I wont go in to details, we tried many many things. But what we have noticed is, it doesnt occur to laptops that are upgraded to sierra and didnt had the problem already. Upgrading to sierra after you have this problem, wont fix. Other than that, we couldnt replicate it or fix it without part replacement.

We had all parts systematically replaced and replacing the IO board does the job.

UPDATE!! 10.12.4 firmware fixes it.

1

I am suffering from same issue since December.

This is a hardware error, unfortunately it is hard to prove it to apple care. They will try os reload, factory reset ... before they realize it is hardware error.

Same issue here, noticed it in FileVault, but then realized it is there even on Boot selection section or even Diagnosis section. Disabling FileVault won't solve the issue, it will just cover it up.

I wasted a lot of time with software sides of things, reinstalling OS and all. they all didn't help. It is a Hardware issue.

I realized I have this issue once I started using SD Card reader for storing my files and extending my 128gb MBP. If SD Cards goes in, even for 1 second, and then take it out, boot is going to be slow until I do a NVRAM reset. Apple care didn't find any issue first time but second time they admit there is a hardware issue in my Macbook and they replaced it. I will report back issue returned.

You need to bring it to Apple care, and describe the issue in detail. I had to print a A4 paper with a detailed description (told them issue happen when put in a sd card and then take it out) and screenshot of diagnosis page showing SD Card error in diagnosis boot page (because for some reasons, it was randomly showing that error and apparently when I give my Macbook for first repair, it passed test 100% successfully) Reception who receive my Macbook, she didn't really reflect things I told to her to technician. She even typed issue of my macbook as "Booth up slow", you get the idea.

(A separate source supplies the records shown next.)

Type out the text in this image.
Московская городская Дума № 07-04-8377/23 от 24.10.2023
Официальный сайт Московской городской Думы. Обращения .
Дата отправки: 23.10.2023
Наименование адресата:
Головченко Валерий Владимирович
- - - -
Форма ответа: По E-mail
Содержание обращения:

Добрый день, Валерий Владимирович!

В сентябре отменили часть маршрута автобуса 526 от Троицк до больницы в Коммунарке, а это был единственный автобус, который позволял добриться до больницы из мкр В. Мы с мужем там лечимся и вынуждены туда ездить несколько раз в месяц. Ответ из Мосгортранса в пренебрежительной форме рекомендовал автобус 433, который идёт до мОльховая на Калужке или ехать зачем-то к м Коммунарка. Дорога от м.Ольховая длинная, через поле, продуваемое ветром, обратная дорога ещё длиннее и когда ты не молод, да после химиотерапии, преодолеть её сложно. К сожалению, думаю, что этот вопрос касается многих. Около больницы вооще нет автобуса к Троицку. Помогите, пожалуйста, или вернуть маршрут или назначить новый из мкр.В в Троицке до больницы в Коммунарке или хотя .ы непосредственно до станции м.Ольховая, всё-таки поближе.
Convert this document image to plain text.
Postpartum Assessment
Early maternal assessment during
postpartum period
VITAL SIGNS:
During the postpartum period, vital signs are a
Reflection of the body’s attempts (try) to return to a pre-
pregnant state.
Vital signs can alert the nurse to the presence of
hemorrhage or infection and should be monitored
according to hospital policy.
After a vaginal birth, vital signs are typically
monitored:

There are many users like us. I guess there are many other users who have this issue but are not aware of it. they just think it is normal to wait 30 to 60 seconds for boot and they never use filevault or boot option menu. I have found some here, this are all from SAME underlying issue:

1
  • Today I've received my Macbook Pro 13inch 2015 back from Warranty and they have replaced I/O Board. Issue has been fixed. I was experiencing exact same issue and now it is gone. Commented Feb 22, 2017 at 1:05
-1

@laapsaap is right. I had the very same problem, and Sierra 10.12.4 solves it!

2
  • 1
    Welcome to Ask Different!. Please refrain from adding comments in an Answer. The preferred way of saying 'thanks' around here is by up-voting good questions and helpful answers (once you have enough reputation to do so), and by accepting the most helpful answer to any question you ask (which also gives you a small boost to your reputation. Please see the About page and also How to Answer.
    – fsb
    Commented Apr 14, 2017 at 20:47
  • Well, that wasn't a thank you message. I wanted to confirm that that version of MacOS does solve the issue. I believe that reproducing something and communicate it is important for other people to judge whether something is true. A simple vote is not as informative, since it doesn't clarify the reason why it was given.
    – solitone
    Commented Apr 15, 2017 at 5:20

You must log in to answer this question.

Not the answer you're looking for? Browse other questions tagged .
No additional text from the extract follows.